Tubuhnya masih lemah tapi Arsen memaksa dirinya untuk bangkit. Ia duduk sesaat untuk mengumpulkan seluruh kesadarannya. Setelah merasa lebih baik, Arsen berdiri dan membuka pintu yang sudah tidak terkunci itu.
Begitu ia keluar, Arsen langsung mendapati Gibran yang sudah rapi dengan seragam, sepatu serta tasnya, duduk pada batang kayu besar yang berada disamping pintu Gudang.
"Mas." panggil Arsen lemah.
Gibran langsung menunjukan senyum manisnya ketika menoleh kearah Arsen. "Duduklah." ucapnya menepuk batang pohon itu meminta Arsen duduk disampingnya.
Arsen menuruti perkataan kakaknya dan duduk bersebelahan dengan Gibran. Dari raut wajah dan penampilan mereka terlihat kontras. Pantas saja, mereka berdua dibesarkan dengan kasih sayang yang berbeda. Gibran tumbuh menjadi seorang yang penuh percaya diri sedangkan Arsen, ia cukup pendiam. Meski begitu, tatapan Arsen begitu lembut dan hangat.
"Jam berapa sekarang?" tanya Arsen.
"Hmm.." Gibran berpikir sejenak. "Aku menunggumu lama sekali, aku membuka kunci pintu gudang sekitar jam 8, mungkin sekarang sudah jam 9." jawabnya.
"Mas, kamu akan terlambat ke Sekolah!" Arsen membelalakan matanya.
Gibran terkekeh, "Tenang saja."
"Bagaimana jika ayah memarahimu?" tanya Arsen panik.
"Ayah dan ibu sudah pergi bekerja." jawabnya santai.
"Oh." Arsen menunduk. Ia baru ingat, jika Gibran yang melakukan kesalahan, kakaknya itu hanya akan dinasehati dan tidak akan mendapat hukuman seperti dirinya.
"Lihat punggungmu." ucap Gibran membuka kaos abu lusuh yang Arsen kenakan. "Merah sekali, pasti sakit." lanjutnya prihatin.
"Aku tidak apa-apa." kata Arsen.
Gibran menghela napas dan mengusap puncak kepala Arsen lembut. "Adik baik." pujinya.
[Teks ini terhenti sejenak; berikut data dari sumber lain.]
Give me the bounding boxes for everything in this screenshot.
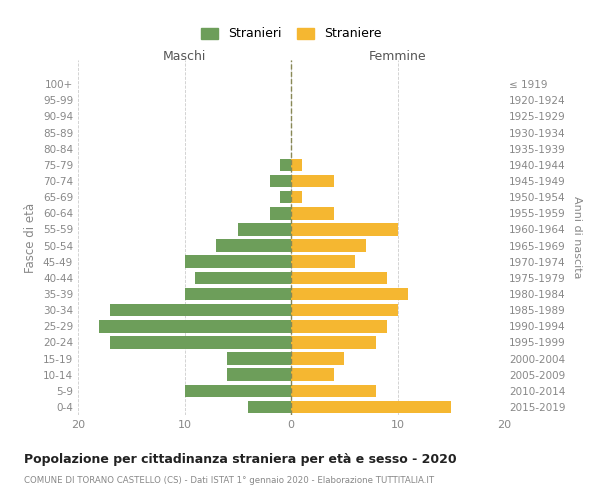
Bar bbox=[110, 304, 291, 316]
Bar bbox=[195, 272, 291, 284]
Bar bbox=[291, 320, 387, 332]
Y-axis label: Anni di nascita: Anni di nascita bbox=[572, 196, 582, 279]
Bar bbox=[270, 207, 291, 220]
Bar bbox=[291, 223, 398, 235]
Bar bbox=[185, 384, 291, 397]
Bar bbox=[270, 174, 291, 188]
Bar bbox=[280, 158, 291, 171]
Bar bbox=[291, 288, 408, 300]
Bar bbox=[291, 207, 334, 220]
Bar bbox=[291, 336, 376, 348]
Y-axis label: Fasce di età: Fasce di età bbox=[25, 202, 37, 272]
Bar bbox=[185, 256, 291, 268]
Bar bbox=[238, 223, 291, 235]
Bar bbox=[291, 240, 365, 252]
Text: Femmine: Femmine bbox=[368, 50, 427, 63]
Bar bbox=[185, 288, 291, 300]
Text: COMUNE DI TORANO CASTELLO (CS) - Dati ISTAT 1° gennaio 2020 - Elaborazione TUTTI: COMUNE DI TORANO CASTELLO (CS) - Dati IS… bbox=[24, 476, 434, 485]
Bar bbox=[291, 272, 387, 284]
Bar bbox=[291, 174, 334, 188]
Bar bbox=[110, 336, 291, 348]
Legend: Stranieri, Straniere: Stranieri, Straniere bbox=[197, 24, 385, 44]
Bar bbox=[291, 158, 302, 171]
Bar bbox=[291, 191, 302, 203]
Bar bbox=[227, 352, 291, 365]
Text: Maschi: Maschi bbox=[163, 50, 206, 63]
Bar bbox=[291, 304, 398, 316]
Bar bbox=[99, 320, 291, 332]
Bar bbox=[227, 368, 291, 381]
Bar bbox=[291, 400, 451, 413]
Bar bbox=[217, 240, 291, 252]
Bar bbox=[291, 368, 334, 381]
Bar bbox=[291, 256, 355, 268]
Bar bbox=[291, 352, 344, 365]
Text: Popolazione per cittadinanza straniera per età e sesso - 2020: Popolazione per cittadinanza straniera p… bbox=[24, 452, 457, 466]
Bar bbox=[291, 384, 376, 397]
Bar bbox=[280, 191, 291, 203]
Bar bbox=[248, 400, 291, 413]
"Seandainya aku sama seperti Mas Gibran, apa ayah akan sayang padaku?" tanya Arsen dengan polosnya.
Gibran menghentikan apa yang dia lakukan, ia kemudian menepuk pundak Arsen berusaha memberi semangat pada adiknya. "Ayah juga menyayangimu, hanya dengan cara berbeda." ia mencoba menghibur Arsen.
Arsen hanya mengangguk, berusaha mempercayai ucapan Gibran.
Gibran tersenyum, ia membuka tas miliknya dan mengeluarkan sesuatu dari dalam sana. "Ini untukmu." ucap Gibran memberikan sebuah apel merah pada Arsen.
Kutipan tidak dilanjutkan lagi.